Antique Roman Tombstone Found in NOLA Backyard Deposited by US Soldier's Descendant

This old Roman tombstone recently discovered in a garden in New Orleans appears to have been received and abandoned there by the heir of a US soldier who served in Italy in the global conflict.

Through comments that all but solved an worldwide ancient riddle, the granddaughter shared with regional news sources that her grandfather, Charles Paddock Jr, stored the historic artifact in a cabinet at his home in New Orleans’ Gentilly neighborhood until he died in 1986.

The granddaughter recounted she was not sure the way Paddock came to possess an object reported missing from an Rome-area institution near Rome that misplaced most of its collection because of wartime air raids. However the soldier fought in Italy with the American military in that period, married his wife Adele there, and came home to New Orleans to work as a singing instructor, the descendant explained.

It was fairly common for troops who were in Europe during the second world war to come home with keepsakes.

“I believed it was merely artwork,” O’Brien said. “I was unaware it was a millennia-old … historical object.”

In any event, what O’Brien initially thought was a plain stone slab was eventually handed down to her after the veteran’s demise, and she placed it down as a garden decoration in the back yard of a residence she bought in the city’s Carrollton neighborhood in 2003. O’Brien forgot to remove the artifact with her when she sold the property in 2018 to a husband and wife who discovered the relic in March while cleaning up overgrowth.

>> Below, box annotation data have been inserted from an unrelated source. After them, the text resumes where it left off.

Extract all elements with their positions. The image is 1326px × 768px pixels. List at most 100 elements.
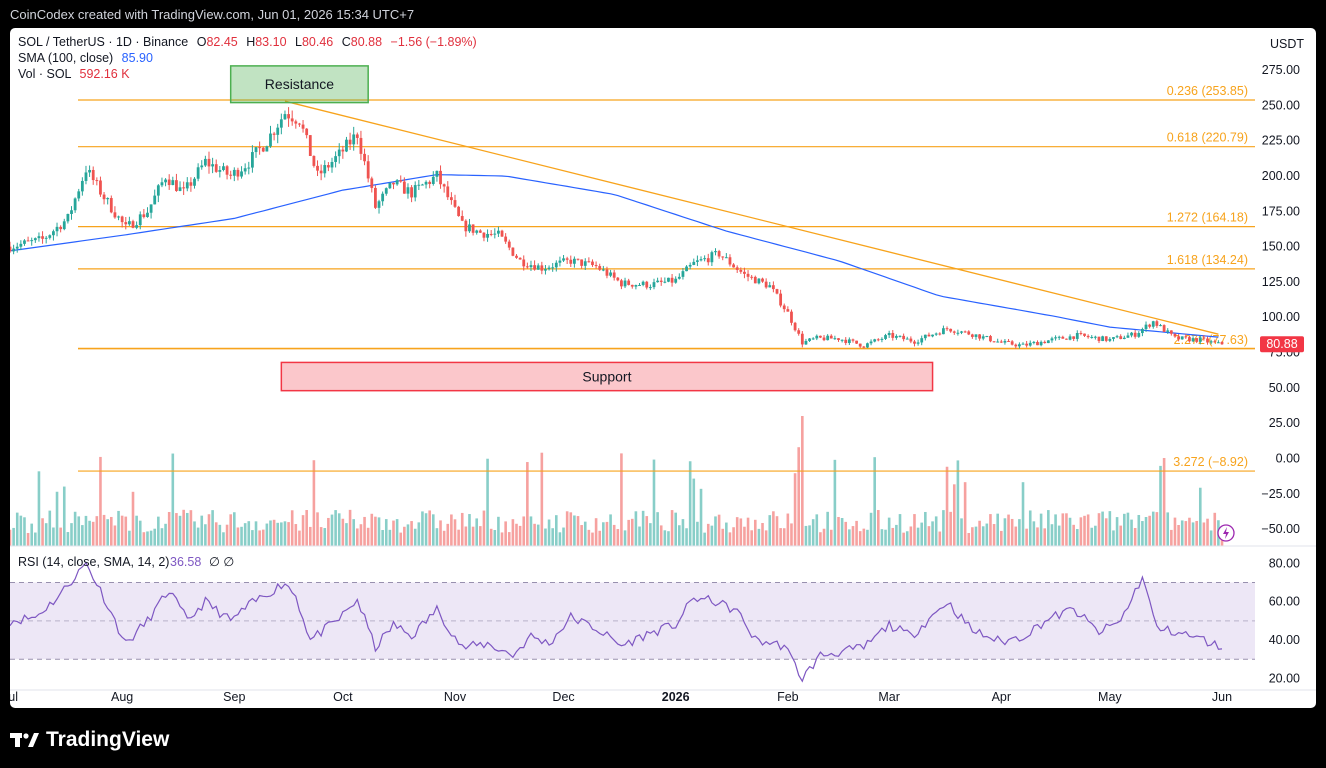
tradingview-logo[interactable]: TradingView bbox=[10, 728, 169, 752]
tradingview-logo-icon bbox=[10, 733, 39, 747]
candle-body bbox=[732, 264, 735, 268]
candle-body bbox=[326, 165, 330, 168]
candle-body bbox=[124, 222, 128, 225]
legend-change: −1.56 (−1.89%) bbox=[390, 35, 477, 49]
volume-bar bbox=[345, 523, 348, 546]
volume-bar bbox=[938, 531, 942, 546]
candle-body bbox=[156, 185, 160, 196]
legend-symbol[interactable]: SOL / TetherUS · 1D · Binance bbox=[18, 35, 189, 49]
volume-bar bbox=[308, 526, 312, 546]
volume-bar bbox=[243, 523, 247, 546]
candle-body bbox=[1130, 332, 1133, 336]
volume-bar bbox=[37, 471, 41, 546]
candle-body bbox=[308, 135, 312, 156]
volume-bar bbox=[1050, 524, 1054, 546]
volume-bar bbox=[1090, 527, 1094, 546]
candle-body bbox=[1169, 330, 1173, 334]
candle-body bbox=[1151, 321, 1155, 327]
rsi-legend-extra: ∅ ∅ bbox=[209, 555, 234, 569]
sma-100-line[interactable] bbox=[10, 173, 1219, 338]
volume-bar bbox=[363, 516, 366, 546]
time-tick-label: Aug bbox=[111, 690, 133, 704]
volume-bar bbox=[739, 518, 743, 546]
candle-body bbox=[323, 165, 327, 174]
candle-body bbox=[95, 180, 99, 182]
legend-sma-row[interactable]: SMA (100, close) 85.90 bbox=[18, 50, 477, 66]
volume-bar bbox=[1079, 517, 1083, 546]
candle-body bbox=[869, 341, 873, 344]
volume-bar bbox=[540, 452, 544, 546]
candle-body bbox=[746, 273, 750, 277]
candle-body bbox=[1108, 338, 1112, 341]
chart-canvas[interactable]: 0.236 (253.85) 0.618 (220.79) 1.272 (164.1… bbox=[10, 28, 1316, 708]
volume-bar bbox=[44, 523, 48, 546]
volume-bar bbox=[819, 532, 822, 546]
fib-level-label: 1.272 (164.18) bbox=[1167, 211, 1248, 225]
volume-bar bbox=[920, 522, 924, 546]
volume-bar bbox=[594, 518, 598, 546]
volume-bar bbox=[1054, 514, 1057, 546]
candle-body bbox=[464, 220, 468, 232]
volume-bar bbox=[735, 517, 739, 546]
volume-bar bbox=[942, 510, 945, 546]
rsi-legend[interactable]: RSI (14, close, SMA, 14, 2) 36.58 ∅ ∅ bbox=[18, 555, 234, 569]
candle-body bbox=[395, 180, 399, 185]
candle-body bbox=[298, 123, 301, 125]
candle-body bbox=[106, 198, 110, 200]
resistance-zone[interactable]: Resistance bbox=[229, 65, 369, 104]
volume-bar bbox=[515, 523, 518, 546]
candle-body bbox=[775, 289, 779, 294]
volume-bar bbox=[670, 510, 674, 546]
candle-body bbox=[355, 134, 359, 138]
volume-bar bbox=[406, 524, 410, 546]
support-zone[interactable]: Support bbox=[280, 361, 934, 392]
volume-bar bbox=[547, 519, 551, 546]
candle-body bbox=[406, 187, 410, 194]
chart-panel[interactable]: 0.236 (253.85) 0.618 (220.79) 1.272 (164.1… bbox=[10, 28, 1316, 708]
volume-bar bbox=[1003, 518, 1007, 546]
volume-bar bbox=[1159, 465, 1162, 546]
volume-bar bbox=[1007, 514, 1010, 546]
candle-body bbox=[804, 340, 808, 345]
volume-bar bbox=[381, 530, 384, 546]
candle-body bbox=[656, 280, 660, 283]
volume-bar bbox=[475, 518, 479, 546]
volume-bar bbox=[681, 519, 685, 546]
volume-bar bbox=[1133, 527, 1137, 546]
tradingview-brand: TradingView bbox=[46, 728, 170, 751]
last-price-tag[interactable]: 80.88 bbox=[1260, 336, 1304, 353]
volume-bar bbox=[157, 516, 160, 546]
volume-bar bbox=[714, 516, 717, 546]
volume-bar bbox=[287, 522, 290, 546]
volume-bar bbox=[1162, 458, 1166, 546]
rsi-line[interactable] bbox=[10, 561, 1223, 683]
volume-bar bbox=[370, 513, 374, 546]
time-tick-label: Oct bbox=[333, 690, 353, 704]
volume-bar bbox=[489, 528, 493, 546]
candle-body bbox=[330, 161, 334, 168]
candle-body bbox=[203, 158, 207, 166]
volume-bar bbox=[1036, 527, 1039, 546]
candle-body bbox=[587, 261, 591, 263]
volume-bar bbox=[565, 511, 569, 546]
volume-bar bbox=[48, 510, 52, 546]
volume-bar bbox=[185, 512, 189, 546]
volume-bar bbox=[10, 529, 12, 546]
candle-body bbox=[544, 269, 547, 271]
candle-body bbox=[449, 197, 453, 201]
descending-trendline[interactable] bbox=[284, 100, 1219, 335]
time-tick-label: May bbox=[1098, 690, 1122, 704]
candle-body bbox=[37, 236, 41, 239]
volume-bar bbox=[399, 532, 403, 546]
volume-bar bbox=[153, 528, 157, 546]
volume-bar bbox=[1119, 525, 1122, 546]
legend-vol-row[interactable]: Vol · SOL 592.16 K bbox=[18, 66, 477, 82]
volume-bar bbox=[272, 519, 276, 546]
candle-body bbox=[724, 257, 728, 259]
candle-body bbox=[540, 265, 544, 271]
volume-bar bbox=[876, 510, 880, 546]
lightning-icon[interactable] bbox=[1217, 524, 1235, 542]
candle-body bbox=[113, 212, 117, 218]
price-tick-label: 125.00 bbox=[1262, 275, 1300, 289]
candle-body bbox=[609, 272, 612, 276]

The husband and wife – scholar the anthropologist of the academic institution and her husband, her spouse – realized the artifact had an writing in the Latin language. They contacted researchers who concluded the object was a headstone honoring a circa ancient Roman sailor and serviceman named the historical figure.

Additionally, the researchers discovered, the tombstone matched the details of one documented as absent from the local institution of the Rome-area town, near where it had first discovered, as a participating scholar – UNO expert Dr. Gray – wrote in a article shared online earlier this week.

Santoro and Lorenz have since handed over the artifact to the FBI’s art crime team, and efforts to send back the item to the institution are under way so that institution can exhibit correctly it.

O’Brien, who resides in the New Orleans community of nearby town, said she thought about her grandfather’s strange stone again after the archaeologist’s article had been reported from the worldwide outlets. She said she contacted a news outlet after a conversation from her previous partner, who informed her that he had come across a article about the object that her ancestor had once owned – and that it in fact proved to be a artifact from one of the world’s great classical civilizations.

“We were utterly amazed,” she commented. “It’s just unbelievable how this came about.”

The archaeologist, however, said it was a satisfaction to learn how the Roman sailor’s headstone made its way in the yard of a home more than thousands of miles away from the Italian city.

“I expected we would compile a list of potential individuals connected to its journey,” Gray said. “I didn’t anticipate discovering the exact heir – making it exhilarating to uncover the truth.”
Kyle Cooper
Kyle Cooper

Tech strategist and writer passionate about AI advancements and digital solutions.